Secondly, I think that initiatives like this would bring the opportunity to re-establish a long-gone link between the railway staff and the railway users. While I think that in the past the relationship between railway employees and the communities they served was never as strong as collective memory would have us believe; I still think it was 10 times stronger than it is now. I have got sick to death of being treated like a sheep to be herded, which in turn forces me to see railway staff simply as shepherds. Of course there are rare cases where this isn’t the case. Recently a member of staff at Teddington station, Alan Hopgood, got an MBE for his devotion to the travelling public. But this is a unique example. Therefore, I think that if volunteers worked at stations it would create a better bond between the public and the staff which would increase understanding, improve relations and build mutual respect.

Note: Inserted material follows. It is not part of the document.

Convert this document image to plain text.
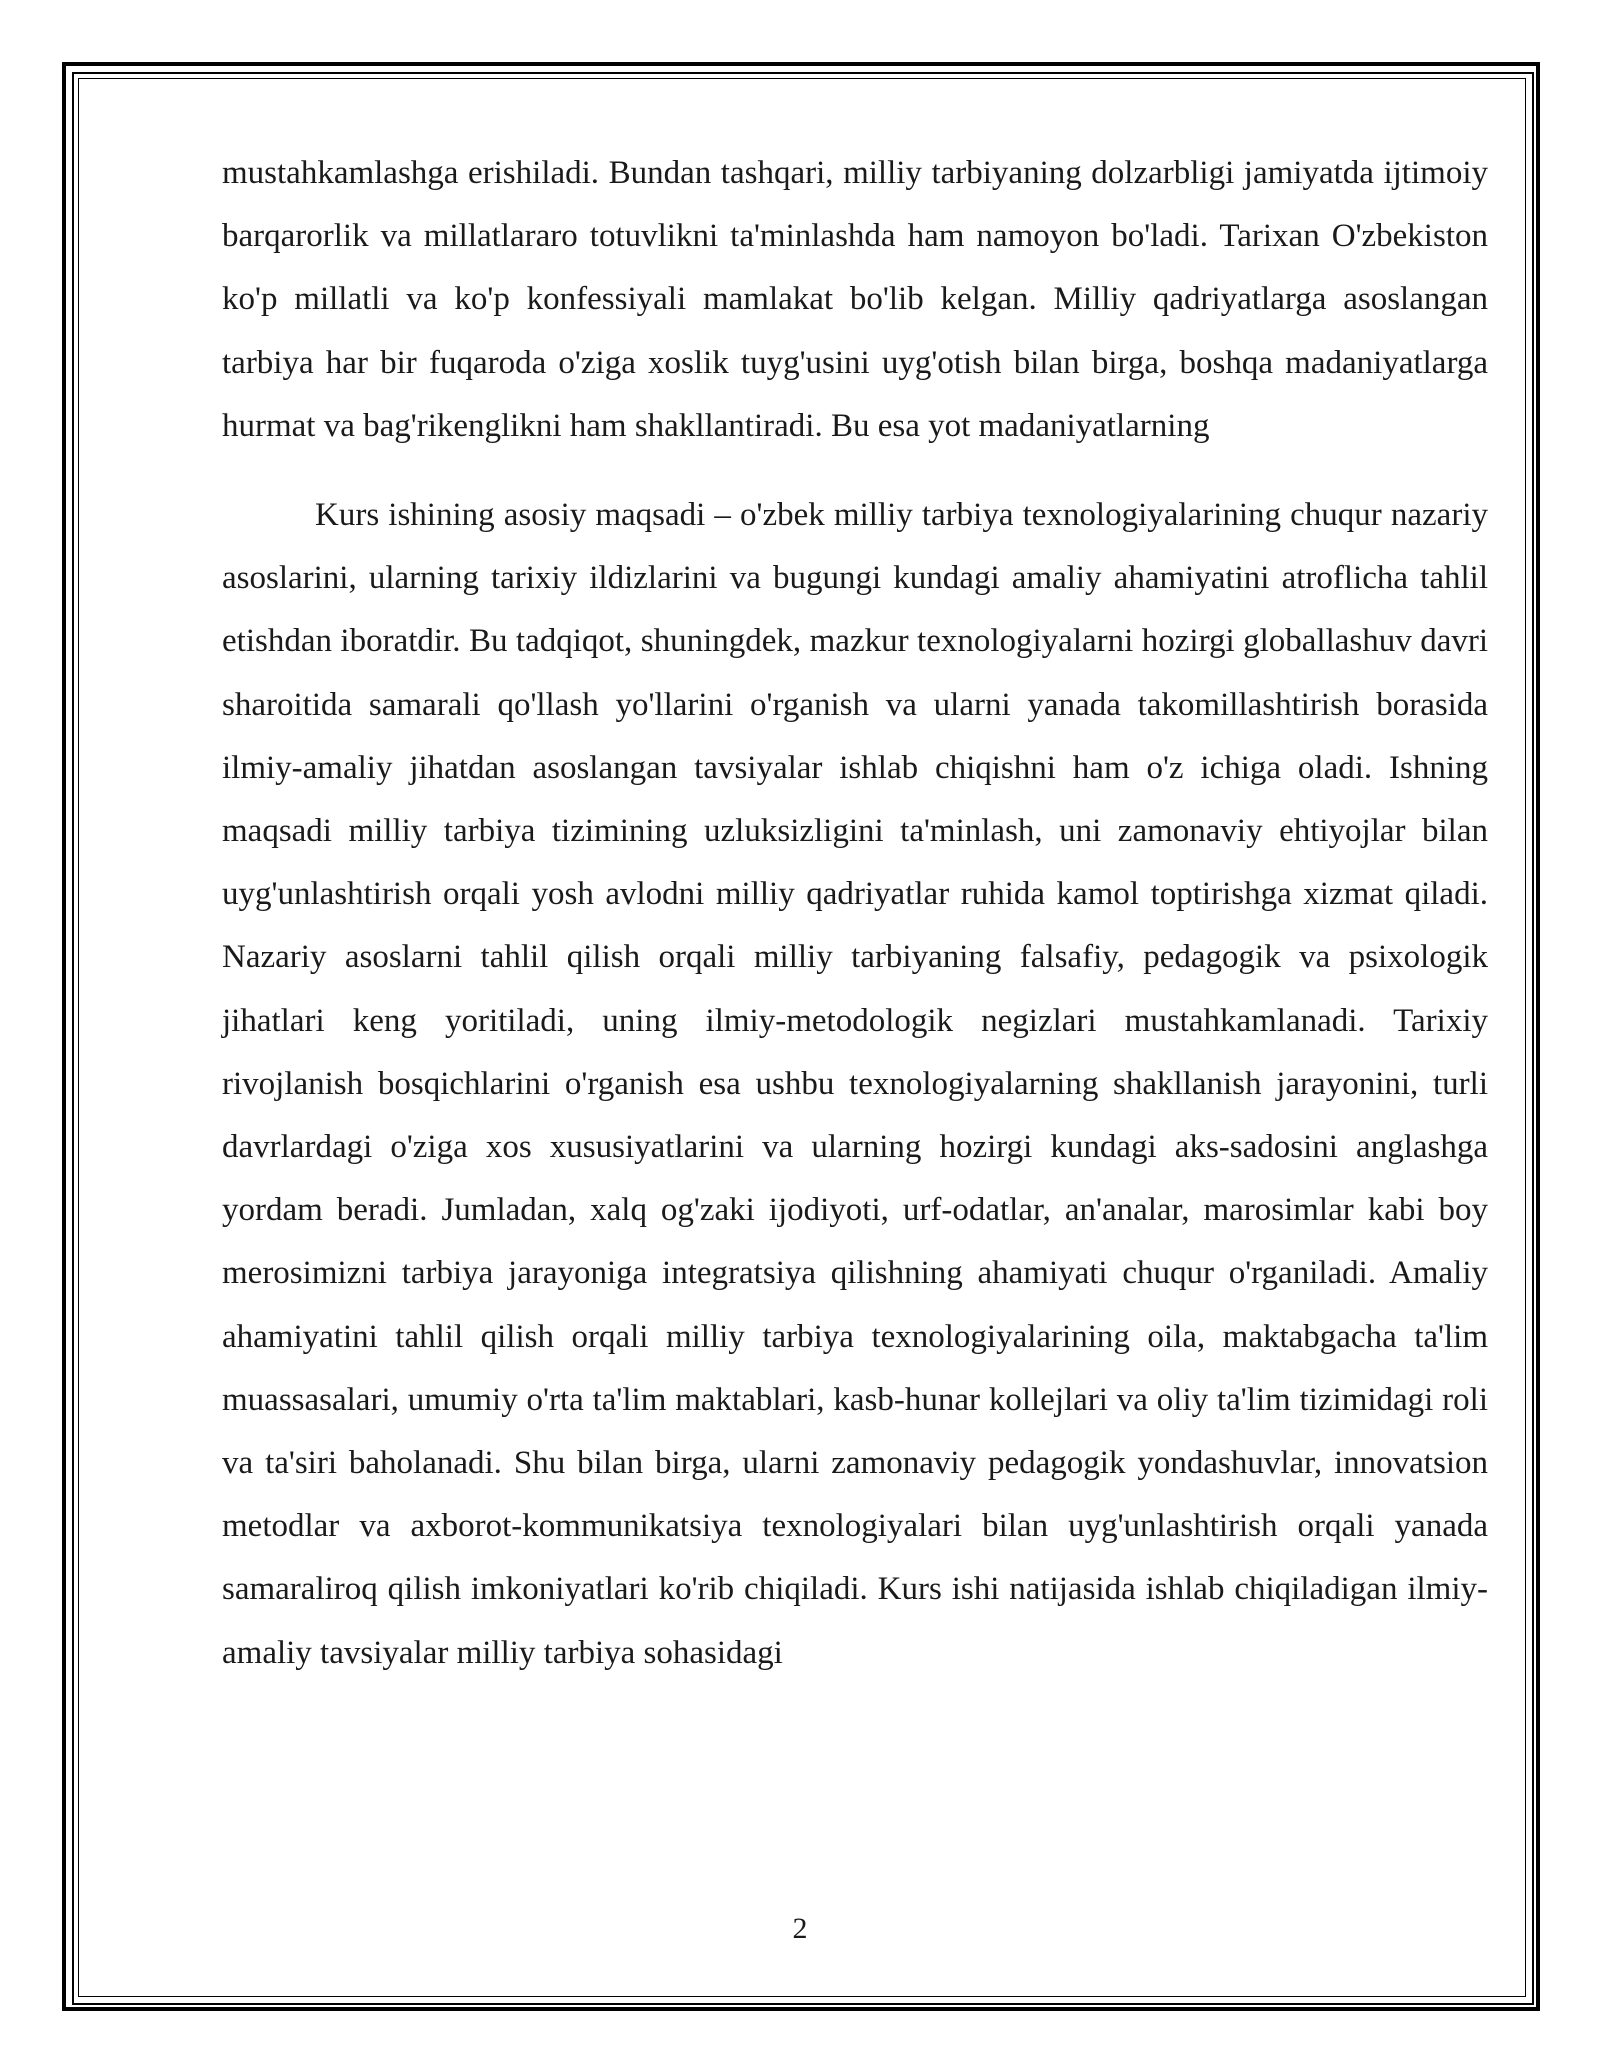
mustahkamlashga erishiladi. Bundan tashqari, milliy tarbiyaning dolzarbligi jamiyatda ijtimoiy barqarorlik va millatlararo totuvlikni ta'minlashda ham namoyon bo'ladi. Tarixan O'zbekiston ko'p millatli va ko'p konfessiyali mamlakat bo'lib kelgan. Milliy qadriyatlarga asoslangan tarbiya har bir fuqaroda o'ziga xoslik tuyg'usini uyg'otish bilan birga, boshqa madaniyatlarga hurmat va bag'rikenglikni ham shakllantiradi. Bu esa yot madaniyatlarning

Kurs ishining asosiy maqsadi – o'zbek milliy tarbiya texnologiyalarining chuqur nazariy asoslarini, ularning tarixiy ildizlarini va bugungi kundagi amaliy ahamiyatini atroflicha tahlil etishdan iboratdir. Bu tadqiqot, shuningdek, mazkur texnologiyalarni hozirgi globallashuv davri sharoitida samarali qo'llash yo'llarini o'rganish va ularni yanada takomillashtirish borasida ilmiy-amaliy jihatdan asoslangan tavsiyalar ishlab chiqishni ham o'z ichiga oladi. Ishning maqsadi milliy tarbiya tizimining uzluksizligini ta'minlash, uni zamonaviy ehtiyojlar bilan uyg'unlashtirish orqali yosh avlodni milliy qadriyatlar ruhida kamol toptirishga xizmat qiladi. Nazariy asoslarni tahlil qilish orqali milliy tarbiyaning falsafiy, pedagogik va psixologik jihatlari keng yoritiladi, uning ilmiy-metodologik negizlari mustahkamlanadi. Tarixiy rivojlanish bosqichlarini o'rganish esa ushbu texnologiyalarning shakllanish jarayonini, turli davrlardagi o'ziga xos xususiyatlarini va ularning hozirgi kundagi aks-sadosini anglashga yordam beradi. Jumladan, xalq og'zaki ijodiyoti, urf-odatlar, an'analar, marosimlar kabi boy merosimizni tarbiya jarayoniga integratsiya qilishning ahamiyati chuqur o'rganiladi. Amaliy ahamiyatini tahlil qilish orqali milliy tarbiya texnologiyalarining oila, maktabgacha ta'lim muassasalari, umumiy o'rta ta'lim maktablari, kasb-hunar kollejlari va oliy ta'lim tizimidagi roli va ta'siri baholanadi. Shu bilan birga, ularni zamonaviy pedagogik yondashuvlar, innovatsion metodlar va axborot-kommunikatsiya texnologiyalari bilan uyg'unlashtirish orqali yanada samaraliroq qilish imkoniyatlari ko'rib chiqiladi. Kurs ishi natijasida ishlab chiqiladigan ilmiy-amaliy tavsiyalar milliy tarbiya sohasidagi

2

Lastly, it may also increase the numbers of people using the railways. If we are to take the above points into consideration, personal investment in the wellbeing of the station and a reconnection with the staff, it may incline more people to use the railway because they will have greater understanding and connections with it. Additionally, growing passenger numbers are always good, as they would increase the revenue for the TOCs and reduce the cost of running the railways. Again, this what I think BS is all about.
There is one problem to all this. What I have presented above is a rosy view of what could be done. There is still the TOCs to get round. Would they really want people clambering all over their stations? Possibly not. I suppose at the end of the day it depends on the ethos of the company concerned. South West Trains I doubt would want anyone ‘alien’ near their operations as their only goal is to have an easy life and make money. Additionally, health and safety legislation and bureaucracy would be a barrier and a deterrent to people getting involved. While I am a fervent advocate for H&S, I do feel that things do need to be simplified at times. Lastly, there is the issue that Cameron has brushed aside but is probably the most important; namely, the numbers of people that could be encouraged to help out. I suppose there are some obvious choices, residents associations, social clubs or even model railway clubs. But at the end of the day do these people really have the time? Well, we’ll see.
On a personal note, I would love to help maintain Hampton Court station, but I too have no time at the moment (and here I am writing a blog). I think that all I have described above is wishful thinking, something I feel is true of the whole BS project. There is one condition though if BS will win my support. You know those ‘community pubs’ Cameron talks about? If any group wants to set one up in the top of Hampton Court Station, I’m in. (NOTE: It must serve at least 5 real ales).